The interaction between immune competence and stress responses in relation to fish health problems in aquaculture. Deel I: "Effects of genotype and genotype-environment interactions on the stress responses in common carp exposed to chronic stress"

Projectleader: Prof.dr. C.J.J. Richter
Researcher: Dr.N.M. Ruane
Project period: maart 1998 mei 2002

Stress and stress disorders in a teleost fish, the common carp Cyprinus carpio L. This 4-year project focussed on the measurement of stress levels in common carp under aquaculture conditions and how this response to stress could be influenced by genetic and environmental factors.
There is a clear need for basic information on the mechanisms behind the interaction between health of farmed fish and how they respond to their husbandry environment (stressors). Genetically inherited stress disorders in model fish species can help increase our understanding of the interaction between the immune system and the stress response in fish, and help in developing guidelines for welfare regulations in fish farming in Europe.
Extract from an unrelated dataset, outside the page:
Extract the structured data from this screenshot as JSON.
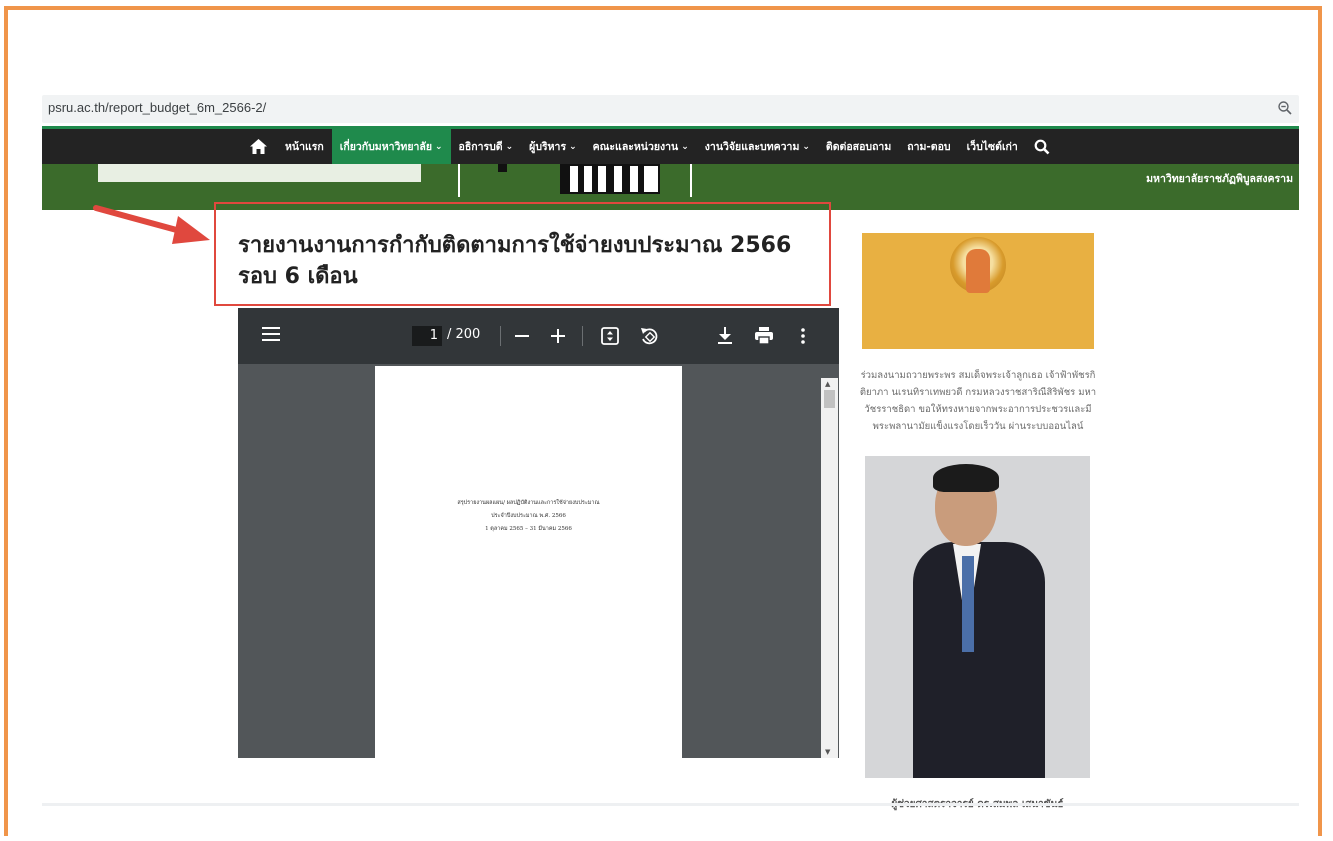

Objectives: The general objectives of the project were to investigate to what extent environmental factors (e.g. increased rearing densities) and genetic factors (different carp strains), influenced the response of the fish to a standardised acute stressor.

Methodology: As a model, we used all-male isogenic carp. This strain is a cross between two homozygous inbred strains, produced by androgenesis. Using isogenic animals enhances the power and reproducibility of the experiments, and allows for comparisons of rearing conditions on the same genetic background. We used a standardised 3-h net-confinement stressor, which produces a reproducible acute stress response in carp. Netting is a common disturbance on fish farms, and easy to set up in the laboratory.

Results: We first determined the effects of feeding history and rearing densities (100 kg/m3) on the acute stress response. Fish reared at high densities initially exhibited a slight increase in plasma cortisollevels, but values had returned to control levels after 3 days. No effect on growth was observed over a 28-day period, but the response to additional net-confinement was modified, suggesting that disturbance of fish at high densities should be avoided until the animals become adapted. Periods of low feeding preceding a stressor also compromised the stress response. Chronic stress levels in fish are difficult to establish through the measurement of blood indicators. A technique to measure cortisol in water was developed and a correlation was found between fish numbers in a tank and cortisollevel in the water.

Various researchers have shown that genetically different fish strains can exhibit different cortisol stress responses. One of our inbred strains (ES) consistently showed a highly reduced cortisol response during net-confinement. The physiological basis is a heritable defect in the synthesis of the stress hormone cortisol. These fish are valuable models to investigate the interactions between the stress response and other functions, such as growth, reproduction and the immune response.